You need to filter out your own IP address. Otherwise your data will include hits from you or your team.
Imagine viewing your “contact us” page, and then going out for lunch, without closing your browser. Let’s say you go out for an hour. Assuming you close your browser when you come back, GA will register that as someone taking 60 minutes to decide whether to contact you.
You’ll wonder what’s wrong with your “contact us” page. You might even rewrite it as a result. And if your visitors usually spend 1–2 minutes per page, those 60 minutes will bump up your average, making you wonder if you need to rewrite your entire website.
First, you need to find out your IP address. There are lots of websites that tell you this for free, such as www.whatismyip.com. Or you can type “What is my IP” into Google and get the answer. It should be a list of numbers and/or letters, with several full-stops.
Log into GA, and click on the “All Web Site Data” link under your website:
This is your raw data source. Keep this separate, without any filters or customisation, so you can always refer back to it.
Click the Admin tab at the top of the page:
Under View, click All Web Site Data and then “Create new view”. Give it a name you can easily use to identify, and click “Create”:
You should be redirected to the main Admin page.

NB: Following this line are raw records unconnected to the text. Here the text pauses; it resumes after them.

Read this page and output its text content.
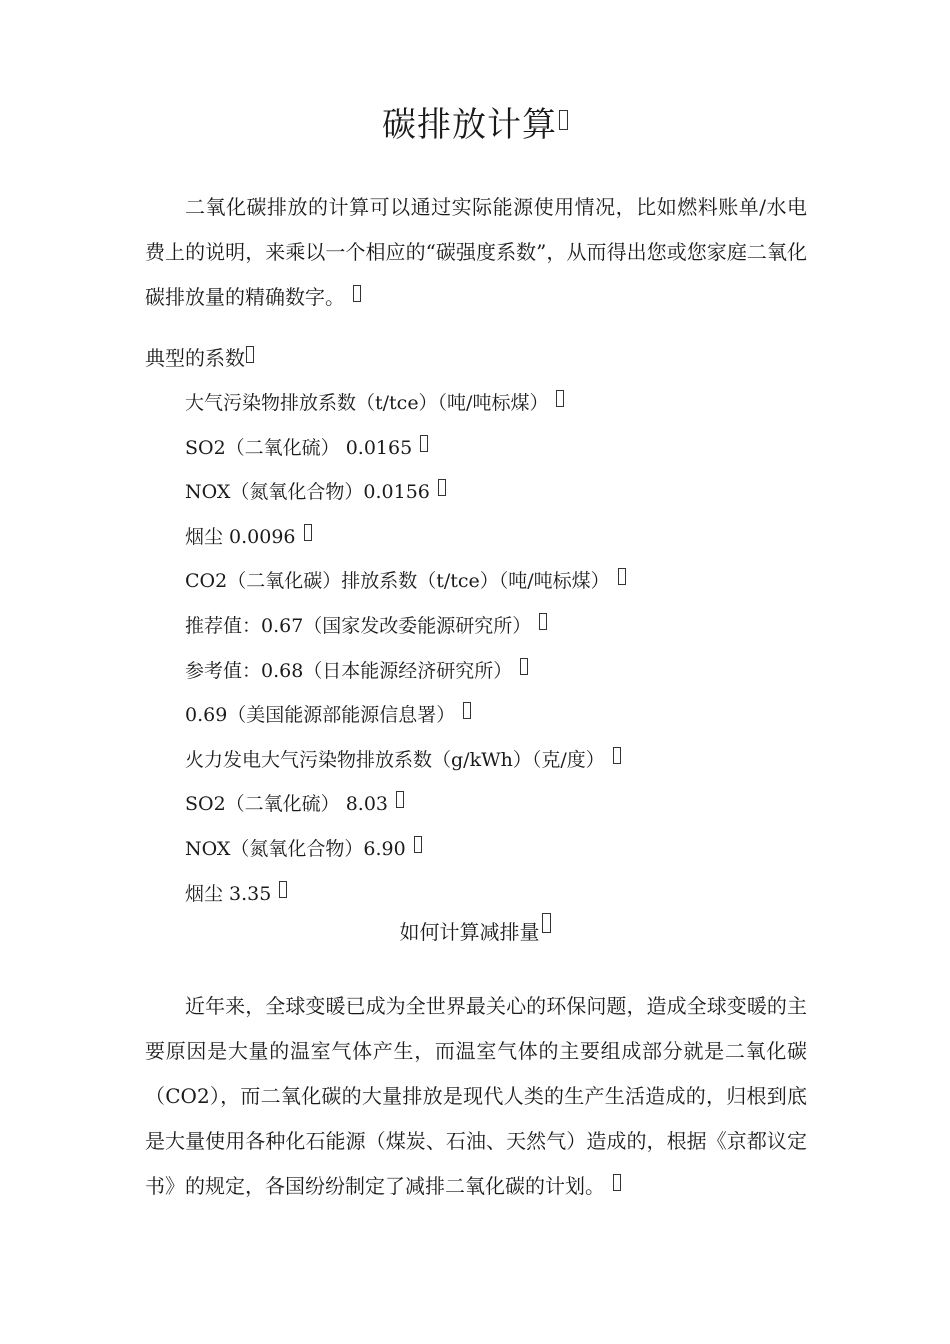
碳排放计算
二氧化碳排放的计算可以通过实际能源使用情况，比如燃料账单/水电费上的说明，来乘以一个相应的“碳强度系数”，从而得出您或您家庭二氧化碳排放量的精确数字。
典型的系数
大气污染物排放系数（t/tce）（吨/吨标煤）
SO2（二氧化硫） 0.0165
NOX（氮氧化合物）0.0156
烟尘 0.0096
CO2（二氧化碳）排放系数（t/tce）（吨/吨标煤）
推荐值：0.67（国家发改委能源研究所）
参考值：0.68（日本能源经济研究所）
0.69（美国能源部能源信息署）
火力发电大气污染物排放系数（g/kWh）（克/度）
SO2（二氧化硫） 8.03
NOX（氮氧化合物）6.90
烟尘 3.35
如何计算减排量
近年来，全球变暖已成为全世界最关心的环保问题，造成全球变暖的主要原因是大量的温室气体产生，而温室气体的主要组成部分就是二氧化碳（CO2），而二氧化碳的大量排放是现代人类的生产生活造成的，归根到底是大量使用各种化石能源（煤炭、石油、天然气）造成的，根据《京都议定书》的规定，各国纷纷制定了减排二氧化碳的计划。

Under the View column, click Filters, and then the “+New filter” button. You should see this:
Under the “Filter Type” tab, select “Exclude”.
Under “Select source or destination”, select “traffic from the IP addresses”, and then add the IP, and save it.
If you’ve got more than one office, or if you’ve got an agency looking after your website, repeat the process for their IPs.
Now you should be ready to go. The next time you login, you’ll see the newly created view underneath your website.
GA runs about 24 hours behind, so wait a day before you start crunching data.
Your IP address may be static, which means it always stays the same. Which means your filter will always work correctly.
But it might be dynamic, which means it changes every time you disconnect your router.
So if you ever turn off your router, check your IP address when you turn it on again and update the IP address in GA.
That’s it! You’re all set to gather accurate data and understand exactly how visitors are interacting with your website.